I would now like to hand the conference over to your speaker today, Tim Yarbrough, Chief Business Officer. Please go ahead.
Thank you, operator and good afternoon. Thank you for joining us in our earnings conference call, during which we will discuss ZipRecruiter performance for the quarter ended June 30, 2021 and guidance for the third quarter and full year for 2021. Joining me on the call today are Ian Siegel, Co-Founder and CEO; and David Travers CFO.
Before we begin, please be reminded that forward-looking statements made today are subject to risks and uncertainties relating to future events and/or the future financial performance of ZipRecruiter. Actual results could differ materially from those anticipated in these forward-looking statements. A discussion of some of the risk factors that could cause actual results to differ materially from any forward-looking statements can be found in ZipRecruiter's public registration statement on Form S-1 filed with the US Securities and Exchange Commission on April 30, 2021 and in our quarterly reports on Form 10-Q for the three and six months ended June 30, 2021. Both of these are available on our investor website and the SEC's website.
The forward-looking statements in this conference call are based on the current expectations as of today and ZipRecruiter assumes no obligation to update or revise them, whether as a result of new developments or otherwise. In addition, during today's call, we will discuss non-GAAP financial measures. These non-GAAP financial measures should be considered in addition to not as a substitute for or in isolation from GAAP results. Reconciliations of the non-GAAP metrics to the nearest GAAP metrics are included in ZipRecruiter's public S-1 filing and in our Form 10-Q.
And now I will turn the call over to Ian.
Thank you, Tim and good afternoon to everyone joining us today. We hope you're all staying safe and healthy. The second quarter of 2021 was an exceptional one for the US economy. GDP growth exceeded 6%. The COVID-19 vaccine rolled out en masse and US employers rushed to staff up. According to July's jobs report, released on August 6 2021, we've now recovered almost 75% of the jobs lost during the pandemic. American businesses are ready to hire again. We responded to the increased demand from employers by scaling up our sales and marketing efforts resulting in nearly 170,000 quarterly paid employers participating in our marketplace, an all-time high. Revenue of $183 million this quarter was also the highest in ZipRecruiter's history. I'm proud of the execution by all of our teams and their commitment to our mission of actively connecting people to their next great opportunity.

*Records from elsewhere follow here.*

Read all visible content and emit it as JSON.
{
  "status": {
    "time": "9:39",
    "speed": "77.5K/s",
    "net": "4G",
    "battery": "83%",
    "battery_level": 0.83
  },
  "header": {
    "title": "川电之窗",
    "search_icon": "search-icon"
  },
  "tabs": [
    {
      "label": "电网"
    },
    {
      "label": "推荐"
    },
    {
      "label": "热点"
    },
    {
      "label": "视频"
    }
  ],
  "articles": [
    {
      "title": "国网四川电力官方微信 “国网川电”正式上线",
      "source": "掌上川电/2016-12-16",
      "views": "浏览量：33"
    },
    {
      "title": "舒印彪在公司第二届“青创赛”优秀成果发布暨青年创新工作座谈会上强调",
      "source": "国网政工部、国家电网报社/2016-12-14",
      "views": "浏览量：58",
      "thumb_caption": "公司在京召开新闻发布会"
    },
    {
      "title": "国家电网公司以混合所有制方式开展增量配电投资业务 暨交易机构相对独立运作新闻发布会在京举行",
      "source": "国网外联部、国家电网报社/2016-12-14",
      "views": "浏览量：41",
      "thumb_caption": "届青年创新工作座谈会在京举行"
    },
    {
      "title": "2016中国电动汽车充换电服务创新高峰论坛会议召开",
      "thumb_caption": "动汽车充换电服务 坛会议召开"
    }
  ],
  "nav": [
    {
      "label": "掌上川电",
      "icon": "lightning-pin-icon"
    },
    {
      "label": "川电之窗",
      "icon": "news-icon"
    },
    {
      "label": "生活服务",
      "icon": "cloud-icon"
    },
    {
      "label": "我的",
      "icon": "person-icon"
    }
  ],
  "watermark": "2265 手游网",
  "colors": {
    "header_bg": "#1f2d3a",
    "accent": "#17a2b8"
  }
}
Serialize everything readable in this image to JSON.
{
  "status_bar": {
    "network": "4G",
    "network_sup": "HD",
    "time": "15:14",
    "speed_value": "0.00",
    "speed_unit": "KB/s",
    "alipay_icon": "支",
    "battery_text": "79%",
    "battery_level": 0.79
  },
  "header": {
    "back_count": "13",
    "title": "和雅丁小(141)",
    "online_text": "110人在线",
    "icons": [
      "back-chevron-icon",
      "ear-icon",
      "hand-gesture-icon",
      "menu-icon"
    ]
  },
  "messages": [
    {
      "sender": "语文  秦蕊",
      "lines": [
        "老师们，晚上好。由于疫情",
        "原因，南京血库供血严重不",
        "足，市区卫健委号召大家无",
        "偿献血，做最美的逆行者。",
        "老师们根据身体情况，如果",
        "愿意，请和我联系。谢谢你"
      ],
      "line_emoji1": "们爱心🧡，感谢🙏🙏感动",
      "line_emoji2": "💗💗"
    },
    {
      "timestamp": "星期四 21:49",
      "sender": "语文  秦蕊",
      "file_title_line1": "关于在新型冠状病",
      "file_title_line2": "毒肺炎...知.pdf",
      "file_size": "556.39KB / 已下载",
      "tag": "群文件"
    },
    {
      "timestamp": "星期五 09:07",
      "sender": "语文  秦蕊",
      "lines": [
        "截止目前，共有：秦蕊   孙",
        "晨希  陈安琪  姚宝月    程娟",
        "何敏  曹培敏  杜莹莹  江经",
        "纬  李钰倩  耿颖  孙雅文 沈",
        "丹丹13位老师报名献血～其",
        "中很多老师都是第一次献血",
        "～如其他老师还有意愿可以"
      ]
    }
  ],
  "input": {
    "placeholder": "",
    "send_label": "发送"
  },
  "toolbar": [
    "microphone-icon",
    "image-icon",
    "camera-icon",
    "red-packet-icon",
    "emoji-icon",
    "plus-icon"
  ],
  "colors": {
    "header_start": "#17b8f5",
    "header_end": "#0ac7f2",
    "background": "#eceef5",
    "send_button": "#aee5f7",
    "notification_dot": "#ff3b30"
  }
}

While employers are eager to hire, job-seeking activity still remains lower than in pre-pandemic periods. That said, over the past quarter, we've seen job seeker volume increasing. We're excited to help these job seekers find work aided by their own personal recruiter Phil, our popular AI-powered box.
In the second quarter of 2021, we will fill throughout the product, providing job seekers an even more personalized and consistent experience. Phil directs the job seekers' attention to jobs that are a great fit and provides helpful tips to take the guesswork and mystery out of the job search experience.
We also introduced many improvements to our job matching algorithms, which have driven up the number of applications submitted by job seekers. Amidst a competitive labor market, we were thrilled to have spent the quarter adding many amazing new members to our own team. Specifically, we grew headcount in the second quarter by 140, which is a record high for our company. We now have over 1000 ZipRecruiter employees.
Our secret in a challenging environment is not so secret. We use ZipRecruiter to find great hires. These hires include key additions from across all of our teams including technology, product management and sales. As strong as the second quarter results were I truly believe we are just getting started.
Now I'll turn it over to our Chief Financial Officer, David Travers to talk through the second quarter results as well as third quarter guidance and our increased revenue and adjusted EBITDA expectations for the full 2021 year. Dave?
Thank you, Ian and good afternoon, everyone. As Ian mentioned, our second quarter revenue of $183 million represented a record quarter, exceeding the midpoint of our guidance range by $23 million. This represents a 109% growth year-over-year, and 46% growth over the first quarter of 2020. The growth in the second quarter was driven by stronger-than-expected demand from employers and our execution across sales and marketing activities. The main driver of our revenue growth was the substantial increase in quarterly paid employees. At almost 170,000 this represented an improvement of 120% year-over-year an another all-time high for ZipRecruiter.
GAAP net loss was $53 million in the second quarter of 2021, compared to net income of $21 million in the prior year. Adjusted EBITDA loss was $2 million, with a negative 1% margin compared to $26 million in adjusted EBITDA, or a 29% margin in the prior year.
Last year in the second quarter of 2020 in response to the pandemic, we substantially reduced our operating expenses. Since then we have grown expenses as we scaled sales and marketing. We were encouraged by the efficiency of our increased sales and marketing spend in Q2 of 2021, and have confidence in our ability to attract employers and job seekers to our marketplace.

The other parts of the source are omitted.